Rachel Powers will use creative writing to empower Waterville youth to explore their emotions and personal narratives through storytelling.

Her O’Hanian-Szostak Fellowship project combines her passion for creative writing with her dedication to the Waterville community. Powers’s goal is to create a creative writing workshop at the South End Teen Center, a place of mentorship and community where Waterville youth can learn to make healthy decisions. Powers hopes to bring in various trained creative writing Colby students to lead sessions and workshops for teens to learn how to express themselves in healthy, effective ways. 

“I think legitimizing art as a tool of community organization and healing is essential in creating sustainable change,” she said. “Storytelling is a practice that we all engage in every day, whether or not we do it formally, and giving people the power to know that, A, their narratives matter and have impact on others but, B, that there are techniques and practices in which we can use this most effectively.” 

Finding creative writing at Colby, Powers says, has changed her life. Her motivation behind this  O’Hanian-Szostak Fellowship project is to make this passion accessible in the lives of the local youth. “My hope for these kids is that writing can become a real place of inquiry, sadness, joy, as it has become for me. I believe and hope that creating communities like this will make us more empathetic and equitable.”

Powers will continue to grow this partnership until she graduates, and she hopes the Colby creative writing community will carry on the passion and the program long after she’s gone. But before her Colby journey comes to an end, Powers hopes to see more engagement between the South End Teen Center and Colby.

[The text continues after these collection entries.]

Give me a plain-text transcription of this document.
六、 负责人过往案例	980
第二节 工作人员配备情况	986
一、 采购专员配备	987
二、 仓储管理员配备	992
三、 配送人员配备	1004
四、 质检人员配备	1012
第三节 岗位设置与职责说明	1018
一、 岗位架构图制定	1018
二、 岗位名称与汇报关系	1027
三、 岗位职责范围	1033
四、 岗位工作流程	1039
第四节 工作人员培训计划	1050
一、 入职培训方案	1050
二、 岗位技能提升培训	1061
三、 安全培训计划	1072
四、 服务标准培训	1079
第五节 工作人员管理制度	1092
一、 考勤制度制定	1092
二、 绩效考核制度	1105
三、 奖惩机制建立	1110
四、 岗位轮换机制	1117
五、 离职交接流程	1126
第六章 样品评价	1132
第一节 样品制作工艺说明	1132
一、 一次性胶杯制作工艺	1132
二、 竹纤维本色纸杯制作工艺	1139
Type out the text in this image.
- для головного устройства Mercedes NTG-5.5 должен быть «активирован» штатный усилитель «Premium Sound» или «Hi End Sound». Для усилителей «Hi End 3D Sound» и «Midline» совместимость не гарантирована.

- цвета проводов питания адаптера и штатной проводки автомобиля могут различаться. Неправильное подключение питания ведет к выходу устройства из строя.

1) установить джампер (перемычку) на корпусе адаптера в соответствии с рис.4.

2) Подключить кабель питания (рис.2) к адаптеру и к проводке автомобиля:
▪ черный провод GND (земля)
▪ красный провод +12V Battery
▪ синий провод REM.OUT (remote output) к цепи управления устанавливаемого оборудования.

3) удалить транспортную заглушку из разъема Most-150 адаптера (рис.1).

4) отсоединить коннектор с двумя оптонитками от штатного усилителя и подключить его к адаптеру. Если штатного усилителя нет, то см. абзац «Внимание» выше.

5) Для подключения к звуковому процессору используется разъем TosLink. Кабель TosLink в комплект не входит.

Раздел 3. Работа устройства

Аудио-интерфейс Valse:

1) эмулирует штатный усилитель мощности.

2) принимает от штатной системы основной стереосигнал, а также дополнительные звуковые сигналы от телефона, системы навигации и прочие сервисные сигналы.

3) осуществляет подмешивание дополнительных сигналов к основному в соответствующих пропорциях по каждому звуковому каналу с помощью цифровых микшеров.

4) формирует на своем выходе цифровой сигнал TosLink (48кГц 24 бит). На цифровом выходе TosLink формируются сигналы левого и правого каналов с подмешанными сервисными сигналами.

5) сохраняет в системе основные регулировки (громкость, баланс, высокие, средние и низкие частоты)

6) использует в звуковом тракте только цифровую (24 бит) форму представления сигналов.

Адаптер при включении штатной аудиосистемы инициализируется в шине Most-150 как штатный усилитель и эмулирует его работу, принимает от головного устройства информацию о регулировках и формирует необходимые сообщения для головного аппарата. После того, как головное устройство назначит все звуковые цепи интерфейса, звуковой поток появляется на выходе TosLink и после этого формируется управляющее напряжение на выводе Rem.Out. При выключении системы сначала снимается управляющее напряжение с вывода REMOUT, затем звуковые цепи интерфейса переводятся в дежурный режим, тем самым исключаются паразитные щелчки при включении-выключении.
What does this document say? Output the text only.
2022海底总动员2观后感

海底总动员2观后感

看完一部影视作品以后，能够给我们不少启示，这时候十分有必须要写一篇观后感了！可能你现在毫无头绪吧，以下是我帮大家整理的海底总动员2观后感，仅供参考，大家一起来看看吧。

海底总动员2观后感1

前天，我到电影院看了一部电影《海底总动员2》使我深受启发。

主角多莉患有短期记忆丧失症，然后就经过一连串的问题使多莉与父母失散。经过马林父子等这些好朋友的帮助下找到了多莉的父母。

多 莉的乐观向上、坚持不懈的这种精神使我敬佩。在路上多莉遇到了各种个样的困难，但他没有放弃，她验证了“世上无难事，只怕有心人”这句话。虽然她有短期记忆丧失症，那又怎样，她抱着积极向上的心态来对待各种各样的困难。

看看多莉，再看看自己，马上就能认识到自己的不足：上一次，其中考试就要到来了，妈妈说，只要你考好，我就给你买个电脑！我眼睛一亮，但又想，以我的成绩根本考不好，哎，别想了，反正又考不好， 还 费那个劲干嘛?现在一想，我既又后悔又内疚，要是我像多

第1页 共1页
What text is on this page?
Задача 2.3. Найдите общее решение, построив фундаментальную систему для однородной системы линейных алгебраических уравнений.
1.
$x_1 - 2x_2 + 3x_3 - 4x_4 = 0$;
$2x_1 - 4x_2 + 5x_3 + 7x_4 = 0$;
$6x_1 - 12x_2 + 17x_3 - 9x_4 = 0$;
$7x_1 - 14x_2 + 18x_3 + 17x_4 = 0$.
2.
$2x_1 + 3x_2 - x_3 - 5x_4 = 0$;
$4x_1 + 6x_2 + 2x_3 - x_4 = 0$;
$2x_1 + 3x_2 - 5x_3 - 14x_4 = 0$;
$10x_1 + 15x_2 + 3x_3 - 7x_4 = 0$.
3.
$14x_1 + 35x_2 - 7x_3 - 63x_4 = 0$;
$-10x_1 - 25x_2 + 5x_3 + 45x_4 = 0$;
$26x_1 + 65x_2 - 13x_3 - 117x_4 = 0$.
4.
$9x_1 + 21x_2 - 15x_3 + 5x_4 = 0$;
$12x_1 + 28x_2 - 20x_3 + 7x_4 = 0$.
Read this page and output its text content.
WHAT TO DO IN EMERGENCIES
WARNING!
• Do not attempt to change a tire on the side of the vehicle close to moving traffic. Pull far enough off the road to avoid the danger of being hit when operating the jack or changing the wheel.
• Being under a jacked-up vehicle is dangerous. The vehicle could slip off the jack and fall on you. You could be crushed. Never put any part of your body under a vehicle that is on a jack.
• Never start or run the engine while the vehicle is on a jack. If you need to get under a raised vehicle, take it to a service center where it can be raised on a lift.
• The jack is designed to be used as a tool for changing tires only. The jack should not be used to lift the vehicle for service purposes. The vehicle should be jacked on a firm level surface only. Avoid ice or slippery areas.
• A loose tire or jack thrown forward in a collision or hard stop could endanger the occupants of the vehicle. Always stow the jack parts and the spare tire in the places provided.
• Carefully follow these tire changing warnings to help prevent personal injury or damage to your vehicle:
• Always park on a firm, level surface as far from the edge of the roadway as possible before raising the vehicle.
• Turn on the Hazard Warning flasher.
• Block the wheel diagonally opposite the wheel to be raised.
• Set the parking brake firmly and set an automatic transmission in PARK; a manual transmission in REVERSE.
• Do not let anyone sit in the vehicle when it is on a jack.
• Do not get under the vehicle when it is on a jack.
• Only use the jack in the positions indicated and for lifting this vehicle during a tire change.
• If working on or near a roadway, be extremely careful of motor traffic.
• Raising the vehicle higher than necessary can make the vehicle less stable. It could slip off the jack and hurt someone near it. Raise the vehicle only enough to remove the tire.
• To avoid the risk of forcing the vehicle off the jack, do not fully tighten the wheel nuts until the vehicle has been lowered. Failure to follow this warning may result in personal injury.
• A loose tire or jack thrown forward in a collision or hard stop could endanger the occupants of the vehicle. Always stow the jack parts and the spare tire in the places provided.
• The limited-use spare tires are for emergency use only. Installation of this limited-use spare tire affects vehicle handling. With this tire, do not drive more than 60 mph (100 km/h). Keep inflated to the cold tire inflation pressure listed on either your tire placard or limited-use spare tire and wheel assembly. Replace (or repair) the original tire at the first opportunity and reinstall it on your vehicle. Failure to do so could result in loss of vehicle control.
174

“I think there are a lot of ways that we can make the resources we have at Colby available to students here in Waterville. We can invite them to talks, to events, have them engage with speakers and professors and build relationships that way. Another goal would be to have them participate in community open mics or other events like the new literary festival, potentially helping them jumpstart a local youth literary journal. That would be awesome.”